Rinhurst raised his eyebrows, and turned to McDoole. "Funny, how your degrees and recommendations had you working for weeks just to understand the nature of the hardware, and my boy Lopwagen here has it up and running in an hour."
"He was lucky," McDoole said. "Sir, if you please, I'd like to continue my research on this project now that the kid has it turned on. I think a systematic search of the data, now decoded, could turn up the answer--"
"Filbert said you can't do that," I said. "He said he could only decode a page at a time, and he couldn't do searches."

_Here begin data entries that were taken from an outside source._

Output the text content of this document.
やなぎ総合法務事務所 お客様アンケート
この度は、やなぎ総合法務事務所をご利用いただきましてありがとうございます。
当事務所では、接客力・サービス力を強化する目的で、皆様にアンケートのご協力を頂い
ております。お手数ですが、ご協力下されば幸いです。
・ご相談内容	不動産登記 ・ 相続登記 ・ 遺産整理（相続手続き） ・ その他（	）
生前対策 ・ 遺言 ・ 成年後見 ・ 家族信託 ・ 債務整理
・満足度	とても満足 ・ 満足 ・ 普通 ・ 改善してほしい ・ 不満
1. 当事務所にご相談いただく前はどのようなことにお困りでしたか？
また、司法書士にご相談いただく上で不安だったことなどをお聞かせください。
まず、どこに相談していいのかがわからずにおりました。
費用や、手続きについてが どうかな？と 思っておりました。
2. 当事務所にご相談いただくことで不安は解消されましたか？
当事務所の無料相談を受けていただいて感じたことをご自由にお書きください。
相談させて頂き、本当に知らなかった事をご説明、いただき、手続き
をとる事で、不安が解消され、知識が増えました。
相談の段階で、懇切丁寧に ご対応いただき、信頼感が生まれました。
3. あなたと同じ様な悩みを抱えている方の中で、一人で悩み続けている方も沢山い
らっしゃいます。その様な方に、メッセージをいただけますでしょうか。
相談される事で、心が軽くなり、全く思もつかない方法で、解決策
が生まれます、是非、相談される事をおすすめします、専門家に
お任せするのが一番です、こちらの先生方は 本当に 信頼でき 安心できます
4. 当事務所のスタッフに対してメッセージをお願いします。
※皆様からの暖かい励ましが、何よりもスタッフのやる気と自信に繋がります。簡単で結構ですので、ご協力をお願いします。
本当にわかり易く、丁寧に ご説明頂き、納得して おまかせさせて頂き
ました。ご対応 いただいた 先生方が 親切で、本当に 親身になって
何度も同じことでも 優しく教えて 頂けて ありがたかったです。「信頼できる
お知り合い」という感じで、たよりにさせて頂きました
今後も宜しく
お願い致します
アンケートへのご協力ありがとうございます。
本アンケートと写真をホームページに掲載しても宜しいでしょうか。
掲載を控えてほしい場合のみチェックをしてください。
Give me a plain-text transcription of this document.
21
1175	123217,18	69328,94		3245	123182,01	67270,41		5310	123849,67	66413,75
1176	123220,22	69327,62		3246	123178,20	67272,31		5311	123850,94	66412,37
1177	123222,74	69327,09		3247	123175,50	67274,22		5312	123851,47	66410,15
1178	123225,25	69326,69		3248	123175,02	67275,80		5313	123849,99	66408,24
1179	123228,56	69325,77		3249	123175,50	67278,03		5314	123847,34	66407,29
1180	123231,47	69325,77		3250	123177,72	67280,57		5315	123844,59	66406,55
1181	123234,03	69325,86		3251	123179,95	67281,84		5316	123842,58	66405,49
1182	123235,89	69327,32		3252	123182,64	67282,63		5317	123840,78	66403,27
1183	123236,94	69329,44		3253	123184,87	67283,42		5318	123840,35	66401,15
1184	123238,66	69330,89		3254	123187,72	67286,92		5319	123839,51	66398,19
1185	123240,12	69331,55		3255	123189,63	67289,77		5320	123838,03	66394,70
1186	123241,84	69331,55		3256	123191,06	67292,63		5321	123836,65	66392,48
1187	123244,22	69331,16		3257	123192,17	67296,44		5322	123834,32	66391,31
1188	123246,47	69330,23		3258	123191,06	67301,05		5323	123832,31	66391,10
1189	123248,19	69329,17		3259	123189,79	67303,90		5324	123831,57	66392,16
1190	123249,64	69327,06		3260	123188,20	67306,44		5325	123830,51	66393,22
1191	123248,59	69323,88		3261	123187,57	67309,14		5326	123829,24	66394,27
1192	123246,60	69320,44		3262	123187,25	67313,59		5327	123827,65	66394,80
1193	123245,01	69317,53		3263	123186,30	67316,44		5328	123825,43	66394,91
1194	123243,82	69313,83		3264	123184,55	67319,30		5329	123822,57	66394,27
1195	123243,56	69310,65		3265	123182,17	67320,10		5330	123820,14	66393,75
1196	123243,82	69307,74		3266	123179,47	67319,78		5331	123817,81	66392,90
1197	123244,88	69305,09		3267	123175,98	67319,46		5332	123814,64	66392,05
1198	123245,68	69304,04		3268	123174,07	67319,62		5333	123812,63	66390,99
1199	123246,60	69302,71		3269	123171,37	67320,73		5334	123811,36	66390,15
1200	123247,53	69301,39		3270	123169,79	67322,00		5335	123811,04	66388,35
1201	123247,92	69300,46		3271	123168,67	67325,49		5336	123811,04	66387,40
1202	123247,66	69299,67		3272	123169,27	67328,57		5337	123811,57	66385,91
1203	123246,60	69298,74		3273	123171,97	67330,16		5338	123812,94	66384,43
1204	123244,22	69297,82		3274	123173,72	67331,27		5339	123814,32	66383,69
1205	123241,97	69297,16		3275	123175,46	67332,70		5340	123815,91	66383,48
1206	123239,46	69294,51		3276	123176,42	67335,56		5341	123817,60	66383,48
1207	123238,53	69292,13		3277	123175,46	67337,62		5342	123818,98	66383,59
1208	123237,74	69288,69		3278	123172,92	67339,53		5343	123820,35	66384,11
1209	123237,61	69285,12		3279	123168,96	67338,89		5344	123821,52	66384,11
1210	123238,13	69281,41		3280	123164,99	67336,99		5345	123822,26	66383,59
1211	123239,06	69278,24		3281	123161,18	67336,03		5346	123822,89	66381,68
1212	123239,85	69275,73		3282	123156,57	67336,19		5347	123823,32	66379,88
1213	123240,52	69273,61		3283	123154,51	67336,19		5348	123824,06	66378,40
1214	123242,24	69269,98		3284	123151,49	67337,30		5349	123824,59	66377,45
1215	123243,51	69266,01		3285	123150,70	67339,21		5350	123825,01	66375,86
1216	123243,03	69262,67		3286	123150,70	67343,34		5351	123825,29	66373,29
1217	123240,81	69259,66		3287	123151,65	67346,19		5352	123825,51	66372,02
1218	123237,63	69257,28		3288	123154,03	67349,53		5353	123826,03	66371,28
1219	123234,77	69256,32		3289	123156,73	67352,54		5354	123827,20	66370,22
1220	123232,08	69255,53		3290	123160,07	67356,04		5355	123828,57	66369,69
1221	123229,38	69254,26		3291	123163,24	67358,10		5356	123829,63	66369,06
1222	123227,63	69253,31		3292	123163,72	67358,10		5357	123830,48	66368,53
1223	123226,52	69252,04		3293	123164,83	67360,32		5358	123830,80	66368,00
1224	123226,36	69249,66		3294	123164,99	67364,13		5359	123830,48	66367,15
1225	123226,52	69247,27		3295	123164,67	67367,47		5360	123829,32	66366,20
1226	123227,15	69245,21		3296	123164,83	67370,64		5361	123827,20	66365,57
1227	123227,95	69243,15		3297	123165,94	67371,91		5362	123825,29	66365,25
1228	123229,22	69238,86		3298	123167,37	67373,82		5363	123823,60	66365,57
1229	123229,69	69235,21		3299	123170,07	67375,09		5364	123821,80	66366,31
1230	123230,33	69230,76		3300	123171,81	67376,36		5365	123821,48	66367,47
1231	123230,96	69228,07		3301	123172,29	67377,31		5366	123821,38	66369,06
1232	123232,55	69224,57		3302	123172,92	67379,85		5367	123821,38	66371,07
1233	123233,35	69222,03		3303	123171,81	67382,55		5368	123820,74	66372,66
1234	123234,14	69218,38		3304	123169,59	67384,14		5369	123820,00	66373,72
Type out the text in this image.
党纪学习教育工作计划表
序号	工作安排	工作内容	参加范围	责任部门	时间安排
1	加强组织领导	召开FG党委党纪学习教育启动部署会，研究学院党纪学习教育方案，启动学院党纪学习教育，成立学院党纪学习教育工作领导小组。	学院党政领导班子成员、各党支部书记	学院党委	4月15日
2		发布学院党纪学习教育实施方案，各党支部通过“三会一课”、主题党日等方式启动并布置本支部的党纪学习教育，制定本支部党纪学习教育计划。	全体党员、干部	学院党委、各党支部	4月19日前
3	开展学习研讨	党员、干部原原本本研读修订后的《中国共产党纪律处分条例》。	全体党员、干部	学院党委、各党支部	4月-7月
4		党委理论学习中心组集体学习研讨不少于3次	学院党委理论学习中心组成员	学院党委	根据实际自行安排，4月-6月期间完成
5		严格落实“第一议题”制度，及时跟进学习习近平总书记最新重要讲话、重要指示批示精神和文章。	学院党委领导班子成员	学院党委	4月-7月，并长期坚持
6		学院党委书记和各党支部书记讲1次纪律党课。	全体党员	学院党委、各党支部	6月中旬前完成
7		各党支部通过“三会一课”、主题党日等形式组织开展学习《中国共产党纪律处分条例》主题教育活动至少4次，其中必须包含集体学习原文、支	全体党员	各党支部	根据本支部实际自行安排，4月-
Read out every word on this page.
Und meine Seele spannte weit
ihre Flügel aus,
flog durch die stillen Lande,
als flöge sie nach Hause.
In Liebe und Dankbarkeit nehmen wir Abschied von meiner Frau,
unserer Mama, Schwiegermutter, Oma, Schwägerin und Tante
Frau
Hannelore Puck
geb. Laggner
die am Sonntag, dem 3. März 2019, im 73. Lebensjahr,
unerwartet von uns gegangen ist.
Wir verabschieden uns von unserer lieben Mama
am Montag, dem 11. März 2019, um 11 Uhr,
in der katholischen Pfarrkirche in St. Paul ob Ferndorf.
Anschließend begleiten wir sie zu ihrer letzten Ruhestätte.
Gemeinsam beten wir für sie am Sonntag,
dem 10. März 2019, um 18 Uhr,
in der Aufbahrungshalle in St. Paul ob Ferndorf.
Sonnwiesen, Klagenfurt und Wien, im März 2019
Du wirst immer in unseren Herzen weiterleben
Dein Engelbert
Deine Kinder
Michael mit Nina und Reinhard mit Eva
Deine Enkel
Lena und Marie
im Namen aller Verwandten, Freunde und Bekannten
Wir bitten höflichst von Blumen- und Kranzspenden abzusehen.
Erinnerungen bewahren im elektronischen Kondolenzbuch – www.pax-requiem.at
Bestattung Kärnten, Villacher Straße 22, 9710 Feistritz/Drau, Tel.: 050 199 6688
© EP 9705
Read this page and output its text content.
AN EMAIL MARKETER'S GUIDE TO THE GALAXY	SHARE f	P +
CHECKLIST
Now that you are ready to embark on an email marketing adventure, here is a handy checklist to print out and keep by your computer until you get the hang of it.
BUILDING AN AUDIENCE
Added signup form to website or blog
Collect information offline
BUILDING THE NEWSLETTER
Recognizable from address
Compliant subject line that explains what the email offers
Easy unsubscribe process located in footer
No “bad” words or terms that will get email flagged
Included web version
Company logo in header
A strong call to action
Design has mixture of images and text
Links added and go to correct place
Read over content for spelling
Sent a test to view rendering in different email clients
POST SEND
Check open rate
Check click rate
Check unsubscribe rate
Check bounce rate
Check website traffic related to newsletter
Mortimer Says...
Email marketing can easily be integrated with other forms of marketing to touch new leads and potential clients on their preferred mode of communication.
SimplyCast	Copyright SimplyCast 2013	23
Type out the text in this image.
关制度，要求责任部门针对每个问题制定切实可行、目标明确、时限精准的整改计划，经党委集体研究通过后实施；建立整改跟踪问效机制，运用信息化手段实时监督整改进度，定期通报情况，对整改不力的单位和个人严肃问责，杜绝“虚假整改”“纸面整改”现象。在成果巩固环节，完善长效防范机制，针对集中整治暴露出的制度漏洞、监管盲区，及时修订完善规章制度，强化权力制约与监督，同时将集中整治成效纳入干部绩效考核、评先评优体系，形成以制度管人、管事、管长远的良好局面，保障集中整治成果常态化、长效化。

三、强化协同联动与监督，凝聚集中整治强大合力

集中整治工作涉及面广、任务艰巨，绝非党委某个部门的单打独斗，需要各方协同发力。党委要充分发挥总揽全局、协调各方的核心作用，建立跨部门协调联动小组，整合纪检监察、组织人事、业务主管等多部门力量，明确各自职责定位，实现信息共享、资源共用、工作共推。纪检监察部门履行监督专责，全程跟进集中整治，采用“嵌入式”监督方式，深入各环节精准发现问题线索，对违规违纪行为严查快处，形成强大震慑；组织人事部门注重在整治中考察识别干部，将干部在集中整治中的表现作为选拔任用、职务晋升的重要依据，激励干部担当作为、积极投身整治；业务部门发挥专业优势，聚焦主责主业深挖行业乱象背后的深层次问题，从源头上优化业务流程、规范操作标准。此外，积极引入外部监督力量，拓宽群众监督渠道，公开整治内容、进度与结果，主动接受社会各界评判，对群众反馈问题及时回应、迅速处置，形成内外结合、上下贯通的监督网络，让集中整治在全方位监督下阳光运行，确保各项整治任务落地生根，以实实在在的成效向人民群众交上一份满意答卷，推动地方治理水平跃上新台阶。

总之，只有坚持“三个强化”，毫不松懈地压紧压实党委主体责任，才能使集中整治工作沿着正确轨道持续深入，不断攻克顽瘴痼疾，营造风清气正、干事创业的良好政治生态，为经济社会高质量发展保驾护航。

"I don't care about the given user interface. Sir, I think I could work my way around it by controlling the organic decoder."
"Could you do it without damaging it?" Rinhurst asked. "If the decoder is infected or affected in any way, it could destroy my best chance at cheating death. That would NOT please me."
"I assure you that with more controlled tests, I could very well crack the code after studying the organic unit. If I--"
"Why not just play by the rules?" I asked.
McDoole looked daggers at me for interrupting, but I continued anyway. "See, all encrypted information is meant to be un-crypted by SOMEONE, via a standard process of knowing the password. It looks kinda like this Filbert joeboy wanted people to find out about immortality. I mean, if he didn't, he wouldn't have written it down in any digital or script way. So, we just do what the recordin' says and play by the rules, and figure it out."